Sunday, July 03, 2016

Prophet of the Shoah, Elie Wiesel



When I was 19-years-old I felt that God was calling me to ministry and I had a meeting with a United Church official at was then Church House in Toronto. He was kind and encouraging and gave me a copy of Elie Wiesel's novel Night. Night was autobiographical in many respects. Wiesel, a Jew, was liberated from the Buchenwald concentration camp in 1945 as a 16-year-old. He saw and heard horrors which he described powerfully and even poetically.

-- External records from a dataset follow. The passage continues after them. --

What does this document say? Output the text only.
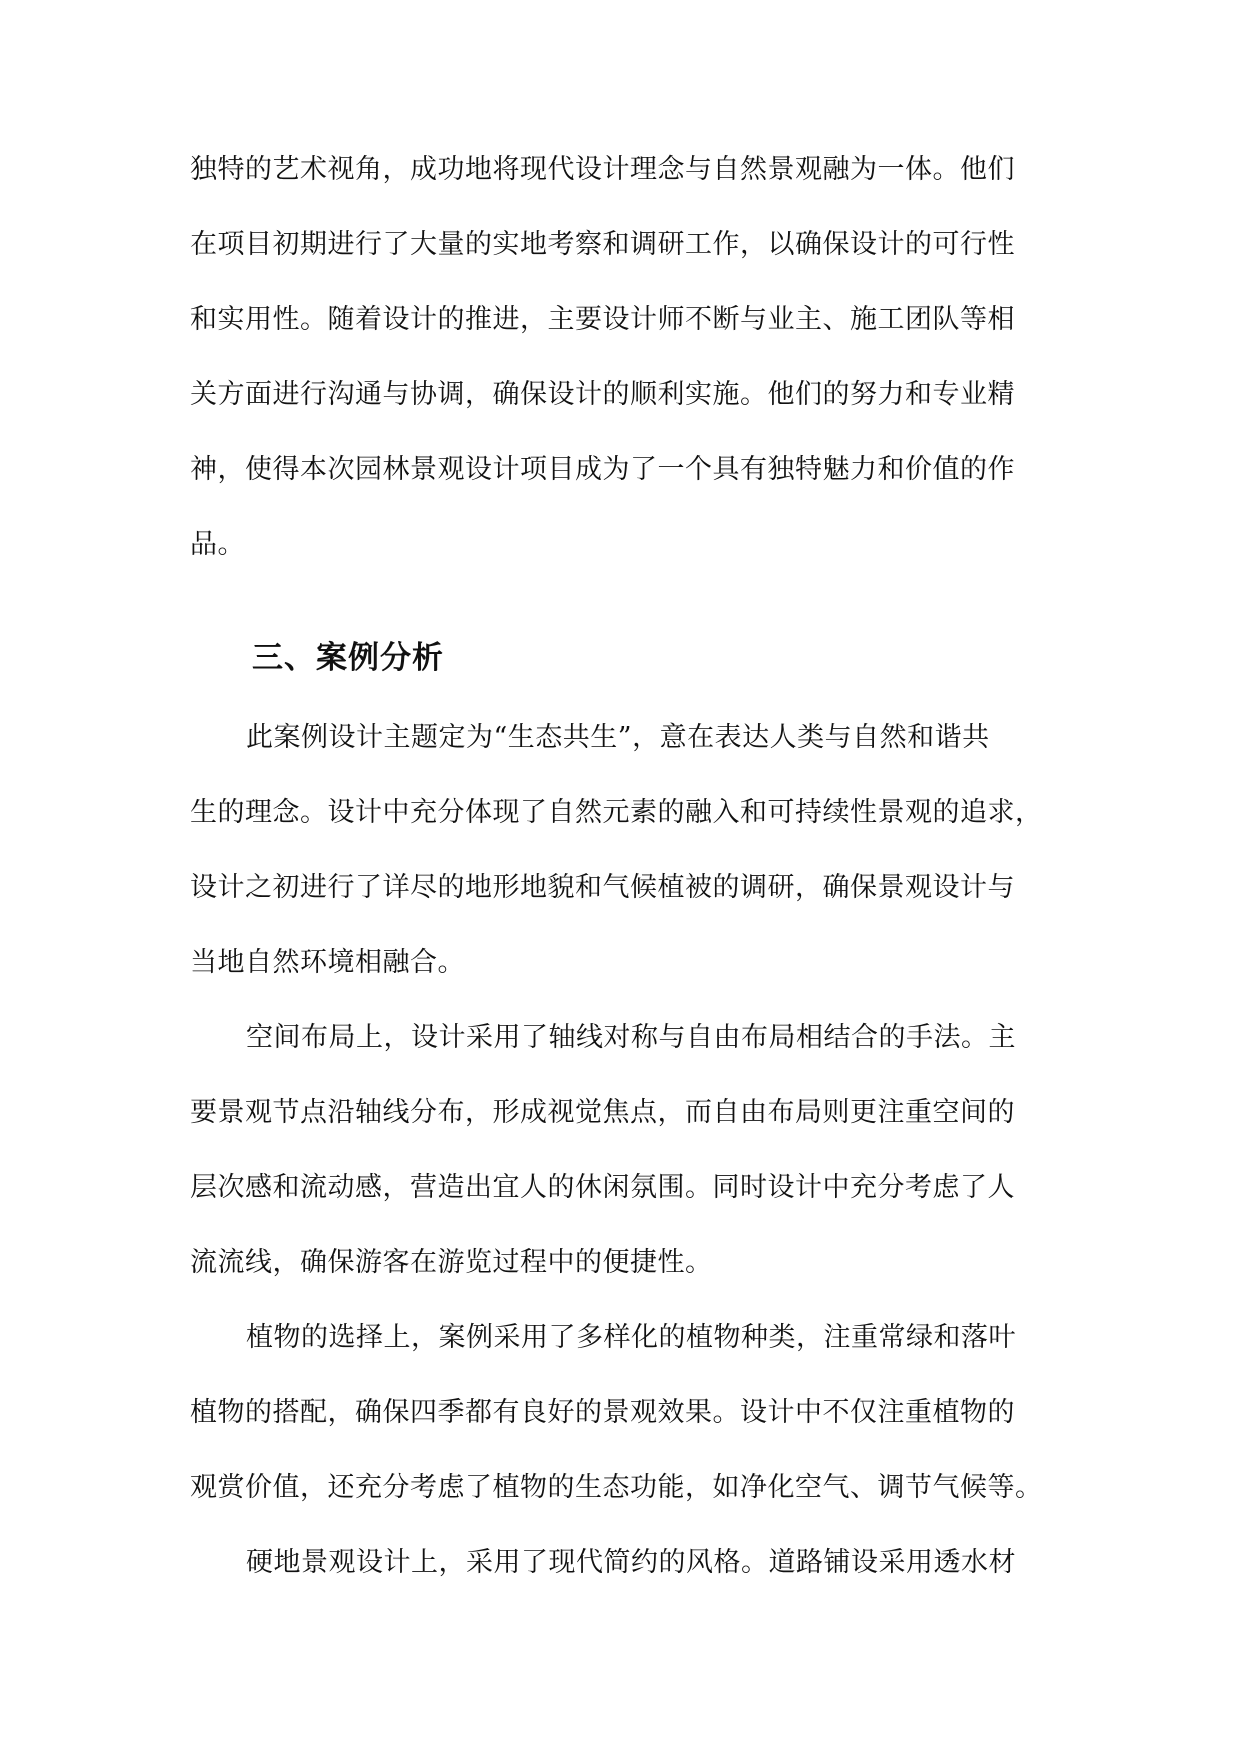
独特的艺术视角，成功地将现代设计理念与自然景观融为一体。他们
在项目初期进行了大量的实地考察和调研工作，以确保设计的可行性
和实用性。随着设计的推进，主要设计师不断与业主、施工团队等相
关方面进行沟通与协调，确保设计的顺利实施。他们的努力和专业精
神，使得本次园林景观设计项目成为了一个具有独特魅力和价值的作
品。
三、案例分析
此案例设计主题定为“生态共生”，意在表达人类与自然和谐共
生的理念。设计中充分体现了自然元素的融入和可持续性景观的追求，
设计之初进行了详尽的地形地貌和气候植被的调研，确保景观设计与
当地自然环境相融合。
空间布局上，设计采用了轴线对称与自由布局相结合的手法。主
要景观节点沿轴线分布，形成视觉焦点，而自由布局则更注重空间的
层次感和流动感，营造出宜人的休闲氛围。同时设计中充分考虑了人
流流线，确保游客在游览过程中的便捷性。
植物的选择上，案例采用了多样化的植物种类，注重常绿和落叶
植物的搭配，确保四季都有良好的景观效果。设计中不仅注重植物的
观赏价值，还充分考虑了植物的生态功能，如净化空气、调节气候等。
硬地景观设计上，采用了现代简约的风格。道路铺设采用透水材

Wiesel was willing to address the absence of a loving God in those camps, and was able to wrestle with the demons of doubt in a way that spoke to millions. He was also spoken about forgiveness eloquently. Weisel eventually won the Nobel Peace Prize. He died this weekend at the age of 87.

Here is his response to one question in a New York Times interview from years ago:

Could you tell me something about the importance of faith to you, and a belief in God, and if that’s changed over the years for you—or has it evolved?

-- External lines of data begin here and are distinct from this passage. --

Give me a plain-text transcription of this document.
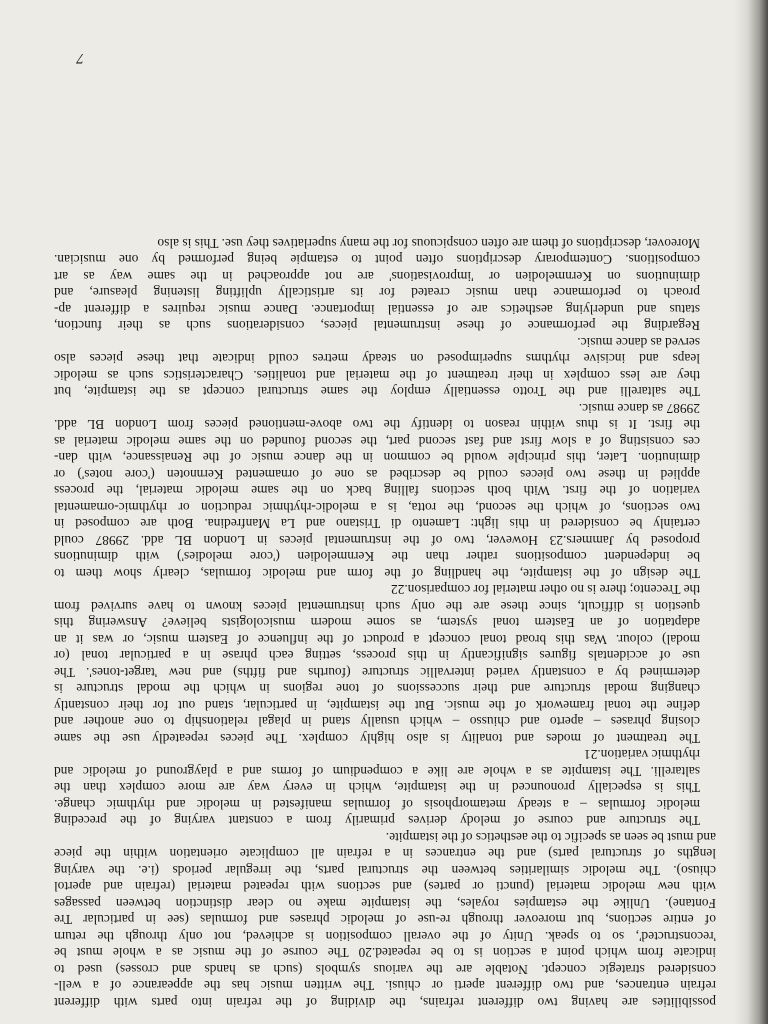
possibilities are having two different refrains, the dividing of the refrain into parts with different
refrain entrances, and two different aperti or chiusi. The written music has the appearance of a well-
considered strategic concept. Notable are the various symbols (such as hands and crosses) used to
indicate from which point a section is to be repeated.20 The course of the music as a whole must be
'reconstructed', so to speak. Unity of the overall composition is achieved, not only through the return
of entire sections, but moreover through re-use of melodic phrases and formulas (see in particular Tre
Fontane). Unlike the estampies royales, the istampite make no clear distinction between passages
with new melodic material (puncti or partes) and sections with repeated material (refrain and apertol
chiuso). The melodic similarities between the structural parts, the irregular periods (i.e. the varying
lengths of structural parts) and the entrances in a refrain all complicate orientation within the piece
and must be seen as specific to the aesthetics of the istampite.
The structure and course of melody derives primarily from a constant varying of the preceding
melodic formulas – a steady metamorphosis of formulas manifested in melodic and rhythmic change.
This is especially pronounced in the istampite, which in every way are more complex than the
saltarelli. The istampite as a whole are like a compendium of forms and a playground of melodic and
rhythmic variation.21
The treatment of modes and tonality is also highly complex. The pieces repeatedly use the same
closing phrases – aperto and chiusso – which usually stand in plagal relationship to one another and
define the tonal framework of the music. But the istampite, in particular, stand out for their constantly
changing modal structure and their successions of tone regions in which the modal structure is
determined by a constantly varied intervallic structure (fourths and fifths) and new 'target-tones'. The
use of accidentals figures significantly in this process, setting each phrase in a particular tonal (or
modal) colour. Was this broad tonal concept a product of the influence of Eastern music, or was it an
adaptation of an Eastern tonal system, as some modern musicologists believe? Answering this
question is difficult, since these are the only such instrumental pieces known to have survived from
the Trecento; there is no other material for comparison.22
The design of the istampite, the handling of the form and melodic formulas, clearly show them to
be independent compositions rather than the Kernmelodien ('core melodies') with diminutions
proposed by Jammers.23 However, two of the instrumental pieces in London BL add. 29987 could
certainly be considered in this light: Lamento di Tristano and La Manfredina. Both are composed in
two sections, of which the second, the rotta, is a melodic-rhythmic reduction or rhythmic-ornamental
variation of the first. With both sections falling back on the same melodic material, the process
applied in these two pieces could be described as one of ornamented Kernnoten ('core notes') or
diminution. Later, this principle would be common in the dance music of the Renaissance, with dan-
ces consisting of a slow first and fast second part, the second founded on the same melodic material as
the first. It is thus within reason to identify the two above-mentioned pieces from London BL add.
29987 as dance music.
The saltarelli and the Trotto essentially employ the same structural concept as the istampite, but
they are less complex in their treatment of the material and tonalities. Characteristics such as melodic
leaps and incisive rhythms superimposed on steady metres could indicate that these pieces also
served as dance music.
Regarding the performance of these instrumental pieces, considerations such as their function,
status and underlying aesthetics are of essential importance. Dance music requires a different ap-
proach to performance than music created for its artistically uplifting listening pleasure, and
diminutions on Kernmelodien or 'improvisations' are not approached in the same way as art
compositions. Contemporary descriptions often point to estampie being performed by one musician.
Moreover, descriptions of them are often conspicuous for the many superlatives they use. This is also
7
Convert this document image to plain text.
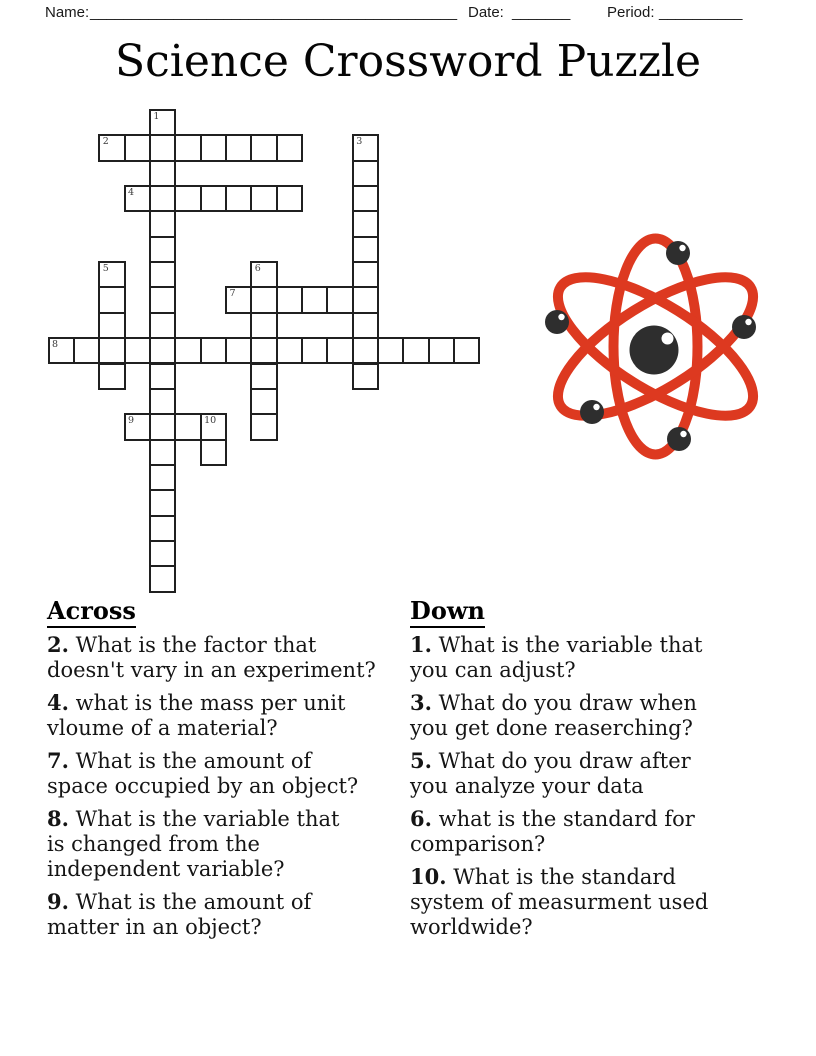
Name: ____________________________________________ Date: _______ Period: __________
Science Crossword Puzzle
1
2	3
4
5	6
7
8
9	10
Across
2. What is the factor that
doesn't vary in an experiment?
4. what is the mass per unit
vloume of a material?
7. What is the amount of
space occupied by an object?
8. What is the variable that
is changed from the
independent variable?
9. What is the amount of
matter in an object?
Down
1. What is the variable that
you can adjust?
3. What do you draw when
you get done reaserching?
5. What do you draw after
you analyze your data
6. what is the standard for
comparison?
10. What is the standard
system of measurment used
worldwide?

Of course it evolves. One always goes back to one’s childhood in the beginning, and I come from a very religious family and surrounding. Very religious. I cannot say that I am now as religious, or ever after the war. Although after the war I was in Although after the war I was in Paris, in a children’s home, and for a while it was a small group who tried to become even more religious than before. They wanted to show the enemy, “Look, you did not succeed in that, to destroy our faith.” I was very, very religious. And of course I wrote about it in Night. I questioned God’s silence. So I questioned. I don’t have an answer for that. Does it mean that I stopped having faith? No. I have faith, but I question it.

2 comments:

Frank said...

Mr. Wiesel's death will be a loss. Another very important witness to the Shoah has been Viktor Frankl, whose reflections centre on both a strong need for seeking meaning and developing a personal sense of responsibility for one's own experiences.
So often, we ask the wrong questions. In this case, instead of asking "Where was God?" we should be asking "Where was humankind?".
Innocent death from natural disaster and disease poses a much greater challenge for our faith than the consequences from our own folly.

Judy said...

Right, again, Frank ... I have friends in California preparing to evacuate homes because of a forest fir right now .... asking God to change the wind direction .... what does it mean if God does not change the direction and they lose their home? What does it mean to out=r faith when prayers for Fort MacMurray were , apparently, unheard?